Lapa ve Tüfek: QOU VADİS?


“Süngü ile yokla. Lapa bulursanız devam edersiniz. Çelik bulursanız çekilirsiniz.”

Lenin

”İlk bölümde duvarda asılı bir tüfek olduğunu söylüyorsanız, ikinci ya da üçüncü bölümde o tüfek paylamalıdır. Eğer patlamayacaksa o tüfek orada asılı olmamalıdır.”

Çehov

Putin, TASS ajansına 2 Mart 2020’de verdiği mülakatta Çehov’un bu prensibini sorulması üzerine şöyle diyor:

“Tiyatro için bu doğru olabilir. Güvenlik ve siyasi gerçeklik başka kurala tabidir. Sadece bir sahnede asılıysa patlar. Benzer tüfek yakındaki bir sahnede asılıysa, yakınındaki birinin onu kullanmak istemesi pek olası değildir.”

Putin, Rus imparatorluğu, Sovyetler Birliğinden bakarak günümüzde bunları ihya etmek olarak anlaşılacak egemenlik, toprak bütünlüğü, bağımsızlık,milli devlet hakkında söylemlerinin yanında Lenin ve Çehov’un bu yaklaşımlarını da benimsemiş görünüyor: Süngü ve Lapa/Sahnedeki Tüfek

Evet asker yığmalar, tatbikatlar, provokasyonlar, tehditler, söylemler anlaşılan “lapa” buldu, devam etti. Kendi tiyatro sahnesinde asılı olan “tüfek”in benzeri bir başka sahnede olmayınca da “tüfek” patlatıldı. Maalesef Ukrayna toprakları işgal edilmeye başlandı.

Unutmayalım ki 1.Dünya savaşı öncesi 1914’te ahlaki ve siyasi farklılıklar bir mutabakata engel olmuş ve güveni zedelemişti. Maalesef günümüzde de benzer ortamdayız.

Tarihçi Christopher Clark sleepwalkers-Uyurgezerler kitabında 1.Dünya savaşına katılanlar hakkında şunu yazmış:

“Kendi ahlaki pusulalarından emin, ancak köklü kültürler, yurtseverlik ve paranoya, tarih ve halk hafızası tortulları ile hırs ve entrikaların karmaşık etkileşimini bilmeden sarp bir tırmanış boyunca yürümeye devam için koşullandığını”

Putin’in söylemlerinin ve hareketlerinin analizini yaptığım paylaşımlar dikkate alındığında Putin “kendi ahlaki pusulalarından emin sarp bir tırmanış boyunca yürümeye” devam etti. Bu yürüyüş hangi “karmaşık etkileşimlerle” nereye varacaktır?
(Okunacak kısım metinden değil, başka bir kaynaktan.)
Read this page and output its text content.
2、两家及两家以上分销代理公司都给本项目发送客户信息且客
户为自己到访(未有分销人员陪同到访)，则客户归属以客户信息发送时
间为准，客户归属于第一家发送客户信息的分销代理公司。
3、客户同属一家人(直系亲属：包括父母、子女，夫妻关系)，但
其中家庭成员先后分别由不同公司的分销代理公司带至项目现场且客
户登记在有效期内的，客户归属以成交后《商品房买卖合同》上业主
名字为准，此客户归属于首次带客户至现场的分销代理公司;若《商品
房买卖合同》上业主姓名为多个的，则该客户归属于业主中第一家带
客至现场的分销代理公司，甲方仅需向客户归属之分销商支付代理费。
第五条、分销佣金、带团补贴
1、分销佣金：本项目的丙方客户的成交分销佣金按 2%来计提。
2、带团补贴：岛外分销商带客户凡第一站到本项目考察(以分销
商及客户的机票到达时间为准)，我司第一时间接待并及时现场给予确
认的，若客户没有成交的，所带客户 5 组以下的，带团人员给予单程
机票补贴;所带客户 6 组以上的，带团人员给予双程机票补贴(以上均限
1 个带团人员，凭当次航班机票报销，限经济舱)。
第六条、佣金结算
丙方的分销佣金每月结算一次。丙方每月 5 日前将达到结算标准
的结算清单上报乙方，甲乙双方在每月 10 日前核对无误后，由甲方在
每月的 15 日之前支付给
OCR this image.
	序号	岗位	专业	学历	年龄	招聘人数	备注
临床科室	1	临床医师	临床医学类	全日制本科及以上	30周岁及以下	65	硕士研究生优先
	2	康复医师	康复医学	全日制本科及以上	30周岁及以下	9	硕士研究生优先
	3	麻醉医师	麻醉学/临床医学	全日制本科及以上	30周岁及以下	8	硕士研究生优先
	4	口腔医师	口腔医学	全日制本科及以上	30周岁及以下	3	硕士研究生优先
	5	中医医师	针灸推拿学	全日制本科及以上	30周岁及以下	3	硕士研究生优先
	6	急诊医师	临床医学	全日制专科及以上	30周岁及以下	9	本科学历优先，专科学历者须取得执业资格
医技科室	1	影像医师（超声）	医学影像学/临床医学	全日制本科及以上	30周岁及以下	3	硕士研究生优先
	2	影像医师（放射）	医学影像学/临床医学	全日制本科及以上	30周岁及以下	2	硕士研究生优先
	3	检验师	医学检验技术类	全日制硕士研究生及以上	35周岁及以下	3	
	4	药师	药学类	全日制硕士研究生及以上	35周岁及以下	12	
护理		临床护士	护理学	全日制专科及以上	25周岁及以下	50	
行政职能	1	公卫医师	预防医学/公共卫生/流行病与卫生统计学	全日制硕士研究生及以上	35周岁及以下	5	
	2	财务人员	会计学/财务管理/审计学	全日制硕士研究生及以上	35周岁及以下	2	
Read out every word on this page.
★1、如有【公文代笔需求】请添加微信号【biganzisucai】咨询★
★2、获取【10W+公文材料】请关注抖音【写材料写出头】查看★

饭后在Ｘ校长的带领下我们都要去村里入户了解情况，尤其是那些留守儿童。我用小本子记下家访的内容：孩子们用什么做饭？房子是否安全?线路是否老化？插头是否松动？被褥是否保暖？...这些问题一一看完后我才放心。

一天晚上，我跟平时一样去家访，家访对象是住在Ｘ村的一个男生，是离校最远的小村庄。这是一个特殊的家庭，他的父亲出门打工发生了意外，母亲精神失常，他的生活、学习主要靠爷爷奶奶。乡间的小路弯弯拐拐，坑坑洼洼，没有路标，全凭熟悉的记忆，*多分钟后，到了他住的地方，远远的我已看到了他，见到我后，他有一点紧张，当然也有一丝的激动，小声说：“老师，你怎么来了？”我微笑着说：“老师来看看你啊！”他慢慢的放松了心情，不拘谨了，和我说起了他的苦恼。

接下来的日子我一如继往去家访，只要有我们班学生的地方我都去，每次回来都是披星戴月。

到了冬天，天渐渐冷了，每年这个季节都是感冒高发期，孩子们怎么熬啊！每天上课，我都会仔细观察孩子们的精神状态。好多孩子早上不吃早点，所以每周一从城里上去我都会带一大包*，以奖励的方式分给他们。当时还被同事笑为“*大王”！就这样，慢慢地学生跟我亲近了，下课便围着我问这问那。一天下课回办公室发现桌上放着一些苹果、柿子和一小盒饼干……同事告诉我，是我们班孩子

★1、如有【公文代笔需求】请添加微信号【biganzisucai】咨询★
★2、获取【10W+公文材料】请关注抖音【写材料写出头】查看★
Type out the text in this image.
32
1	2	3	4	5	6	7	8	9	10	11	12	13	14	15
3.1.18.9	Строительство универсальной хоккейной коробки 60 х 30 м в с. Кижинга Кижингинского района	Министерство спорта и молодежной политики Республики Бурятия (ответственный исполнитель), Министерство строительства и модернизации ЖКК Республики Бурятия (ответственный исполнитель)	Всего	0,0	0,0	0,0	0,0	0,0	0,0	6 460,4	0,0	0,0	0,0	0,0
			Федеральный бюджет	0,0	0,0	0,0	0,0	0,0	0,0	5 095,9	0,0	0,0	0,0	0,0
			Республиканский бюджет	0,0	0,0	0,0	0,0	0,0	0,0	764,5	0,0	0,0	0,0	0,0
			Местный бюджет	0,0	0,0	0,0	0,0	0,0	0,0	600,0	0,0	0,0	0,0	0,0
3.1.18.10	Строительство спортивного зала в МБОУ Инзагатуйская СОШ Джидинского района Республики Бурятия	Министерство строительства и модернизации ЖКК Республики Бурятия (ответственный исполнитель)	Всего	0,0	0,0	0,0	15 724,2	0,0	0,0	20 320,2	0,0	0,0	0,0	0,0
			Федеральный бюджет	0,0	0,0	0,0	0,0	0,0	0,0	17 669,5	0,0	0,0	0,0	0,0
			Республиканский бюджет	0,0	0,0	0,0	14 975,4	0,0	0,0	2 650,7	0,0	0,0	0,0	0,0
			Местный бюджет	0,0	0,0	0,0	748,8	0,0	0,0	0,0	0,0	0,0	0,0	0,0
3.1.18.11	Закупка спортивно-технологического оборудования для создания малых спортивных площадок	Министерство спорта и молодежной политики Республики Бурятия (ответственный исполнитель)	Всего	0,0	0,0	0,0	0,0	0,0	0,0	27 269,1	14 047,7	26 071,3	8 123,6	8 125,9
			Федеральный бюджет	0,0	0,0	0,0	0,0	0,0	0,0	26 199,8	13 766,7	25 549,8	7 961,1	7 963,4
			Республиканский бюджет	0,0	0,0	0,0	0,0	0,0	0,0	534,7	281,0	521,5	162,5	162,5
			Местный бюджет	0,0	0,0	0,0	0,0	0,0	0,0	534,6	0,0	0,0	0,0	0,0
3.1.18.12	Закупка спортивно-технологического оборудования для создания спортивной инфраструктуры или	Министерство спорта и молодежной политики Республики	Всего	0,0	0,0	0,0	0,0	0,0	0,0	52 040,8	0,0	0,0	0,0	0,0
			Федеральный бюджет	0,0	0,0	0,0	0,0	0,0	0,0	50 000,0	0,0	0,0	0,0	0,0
Clark kitabında şöyle yazıyor: “1914’ün kahramanları tetikte ama kör, hayallere boğulmuş, ancak dünyaya getirmek üzere oldukları dehşetin gerçekliğinden bihaber uyurgezerlerdi. “Elbette günümüze yaşadığımız bu sürecin topyekun bir savaş ortamına sürüklenmesini öngörmüyorum.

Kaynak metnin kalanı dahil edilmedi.